DBAY is therefore eager to work with the senior management team in taking the business private, and intends to seek to cancel trading in Finsbury’s shares on AIM as soon as possible in accordance with applicable laws.

Whilst the Cash Offer will provide Finsbury Shareholders who elect for it with immediate liquidity at completion of the Acquisition, DBAY recognises that some shareholders may wish to retain an economic interest in Finsbury. As such, DBAY has made available the Alternative Offer to allow Finsbury Shareholders to continue to hold an equity interest in Finsbury post completion of the Acquisition. Finsbury Shareholders should take their own independent financial, legal and tax advice and consider carefully the disadvantages and advantages of electing for the Alternative Offer (including, but not limited to, those set out in paragraph 12 of this announcement) in the light of their own financial circumstances and investment objectives.

Comments on the Acquisition

Peter Baker, Non-Executive Chairman of Finsbury: «Finsbury has a successful track record under the leadership of the current management team of delivering sustainable, profitable organic growth along with strategic, targeted acquisitions.
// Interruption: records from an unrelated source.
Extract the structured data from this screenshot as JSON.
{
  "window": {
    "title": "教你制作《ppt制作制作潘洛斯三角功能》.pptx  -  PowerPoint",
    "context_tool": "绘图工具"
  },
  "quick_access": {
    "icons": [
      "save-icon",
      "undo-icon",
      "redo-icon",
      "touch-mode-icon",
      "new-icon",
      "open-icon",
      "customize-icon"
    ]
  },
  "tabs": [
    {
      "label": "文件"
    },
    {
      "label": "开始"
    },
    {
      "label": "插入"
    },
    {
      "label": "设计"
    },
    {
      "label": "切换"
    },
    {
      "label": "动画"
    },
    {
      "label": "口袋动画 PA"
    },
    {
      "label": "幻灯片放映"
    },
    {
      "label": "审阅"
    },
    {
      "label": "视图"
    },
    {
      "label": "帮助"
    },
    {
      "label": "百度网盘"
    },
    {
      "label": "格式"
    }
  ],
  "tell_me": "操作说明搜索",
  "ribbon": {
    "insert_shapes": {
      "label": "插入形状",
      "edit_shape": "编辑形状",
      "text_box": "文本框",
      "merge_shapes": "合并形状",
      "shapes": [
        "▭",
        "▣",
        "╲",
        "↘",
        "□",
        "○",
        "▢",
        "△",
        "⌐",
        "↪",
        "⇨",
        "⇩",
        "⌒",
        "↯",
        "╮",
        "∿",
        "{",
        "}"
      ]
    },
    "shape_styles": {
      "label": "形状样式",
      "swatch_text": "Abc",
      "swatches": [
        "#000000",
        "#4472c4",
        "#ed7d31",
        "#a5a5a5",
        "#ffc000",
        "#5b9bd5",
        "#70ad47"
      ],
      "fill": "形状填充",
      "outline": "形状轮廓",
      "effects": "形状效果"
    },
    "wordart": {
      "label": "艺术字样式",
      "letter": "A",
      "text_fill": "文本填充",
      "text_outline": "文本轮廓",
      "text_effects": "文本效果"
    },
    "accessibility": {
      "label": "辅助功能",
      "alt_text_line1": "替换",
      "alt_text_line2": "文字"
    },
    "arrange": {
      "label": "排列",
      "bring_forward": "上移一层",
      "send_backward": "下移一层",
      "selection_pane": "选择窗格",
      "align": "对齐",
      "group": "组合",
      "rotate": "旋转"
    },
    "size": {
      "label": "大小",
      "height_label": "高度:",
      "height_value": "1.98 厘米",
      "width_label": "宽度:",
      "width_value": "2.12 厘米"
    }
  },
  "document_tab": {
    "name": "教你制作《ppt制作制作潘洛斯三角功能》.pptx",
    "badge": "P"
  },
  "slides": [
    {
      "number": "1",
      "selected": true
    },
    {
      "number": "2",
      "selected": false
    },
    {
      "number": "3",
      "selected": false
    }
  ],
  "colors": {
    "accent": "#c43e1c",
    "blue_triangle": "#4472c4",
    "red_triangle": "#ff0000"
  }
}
For the next phase of the Finsbury Group’s development the business will need to pursue strategic, transformational M+A to achieve the scale required to be successful in an increasingly competitive and demanding market place.
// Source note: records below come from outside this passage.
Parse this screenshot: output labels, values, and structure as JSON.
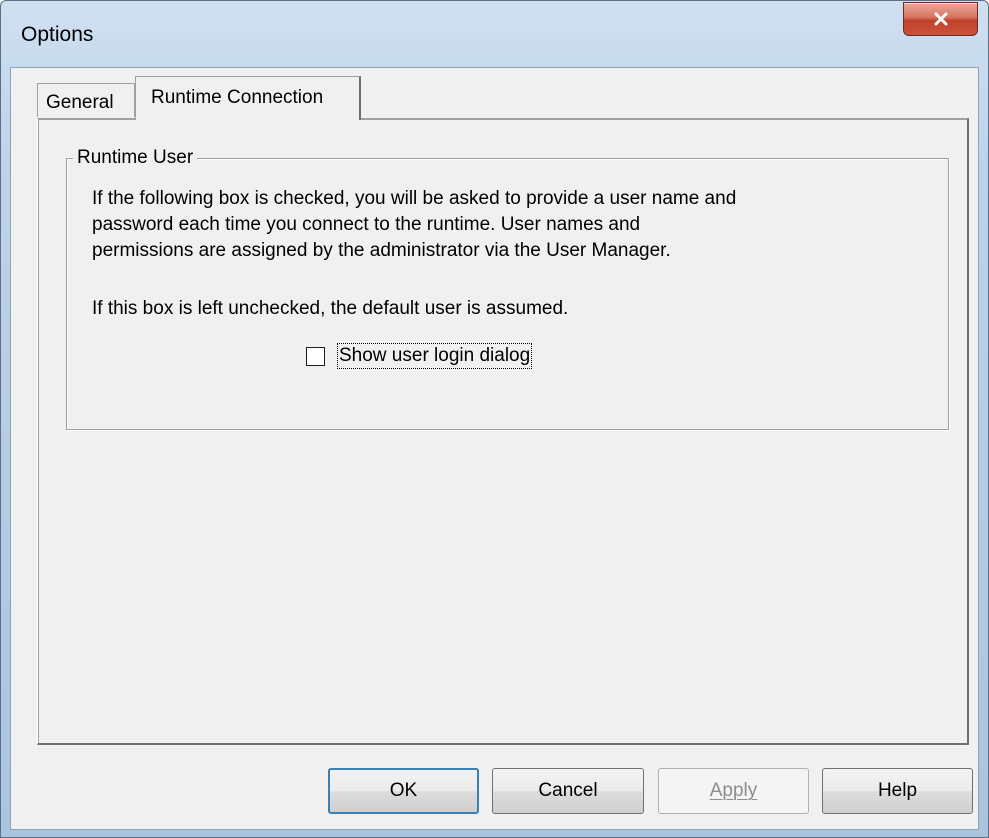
{
  "window": {
    "title": "Options"
  },
  "tabs": [
    {
      "label": "General",
      "active": false
    },
    {
      "label": "Runtime Connection",
      "active": true
    }
  ],
  "group": {
    "label": "Runtime User",
    "paragraph1": "If the following box is checked, you will be asked to provide a user name and\npassword each time you connect to the runtime.  User names and\npermissions are assigned by the administrator via the User Manager.",
    "paragraph2": "If this box is left unchecked, the default user is assumed.",
    "checkbox": {
      "label": "Show user login dialog",
      "checked": false
    }
  },
  "buttons": {
    "ok": "OK",
    "cancel": "Cancel",
    "apply": "Apply",
    "help": "Help"
  },
  "colors": {
    "dialog_background": "#f0f0f0",
    "close_button": "#c9533b",
    "default_button_border": "#3c7fb1",
    "disabled_text": "#8d8d8d"
  }
}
«I am confident that Finsbury will thrive under DBAY’s stewardship in the private market, with access to DBAY’s investment and operational support to pursue the current strategy of scaling Finsbury’s buy-and-build M+A in the future.

«The Finsbury Board has carefully reviewed the terms of DBAY’s Cash Offer, and believes it provides shareholders with an accelerated, de-risked opportunity to realise their investment in full and in cash at an attractive premium to both the current share price and the long term weighted average share price.
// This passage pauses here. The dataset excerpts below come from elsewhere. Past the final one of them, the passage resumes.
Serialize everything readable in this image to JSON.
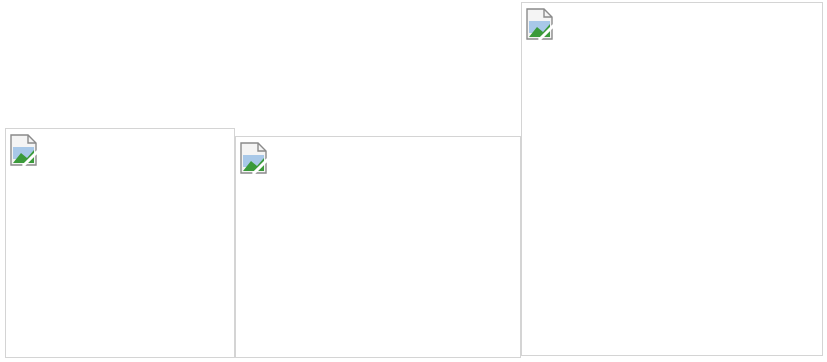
{
  "images": [
    {
      "id": "image-1",
      "state": "broken",
      "icon": "broken-image-icon"
    },
    {
      "id": "image-2",
      "state": "broken",
      "icon": "broken-image-icon"
    },
    {
      "id": "image-3",
      "state": "broken",
      "icon": "broken-image-icon"
    }
  ],
  "colors": {
    "frame_border": "#d4d4d4",
    "icon_paper": "#f4f4f4",
    "icon_sky": "#a8c8e8",
    "icon_hill": "#3a9a3a"
  }
}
«As such, the Finsbury Board unanimously intends to recommend that Finsbury Shareholders also vote in favour of the Acquisition.»

Alexander Paiusco, Chief Executive of DBAY: «We are pleased to have reached agreement with the Finsbury Board and that the Acquisition has received a unanimous recommendation. The Cash Offer represents an opportunity for Finsbury Shareholders to realise their investment in cash at a premium to the historical share price of Finsbury and as an alternative to the Cash Offer we have offered Finsbury Shareholders the ability to retain a shareholding in Finsbury going forward through the Alternative Offer.

«We have been supportive shareholders of the business for over a year and have been impressed with the management team during our ownership, but we strongly believe Finsbury would benefit from transformational M+A including international expansion and this would be better achieved in private ownership without the barrier of the current listing. We look forward to working with Finsbury’s management and employees to accelerate Finsbury’s strategy and unlock the long-term value in Finsbury for all stakeholders.»

A quote from John Duffy, Chief Executive Officer of Finsbury Food Group PLC, is missing from the original statement. What is known is that he has opted for the alternative offer in respect of 1,793,401 Finsbury shares beneficially owned by him. This represents approximately 62.5 percent of his total beneficial ownership in Finsbury. His investment in Finsbury is to remain in place. As a result, he is prepared to hold a future unlisted, non-transferable investment.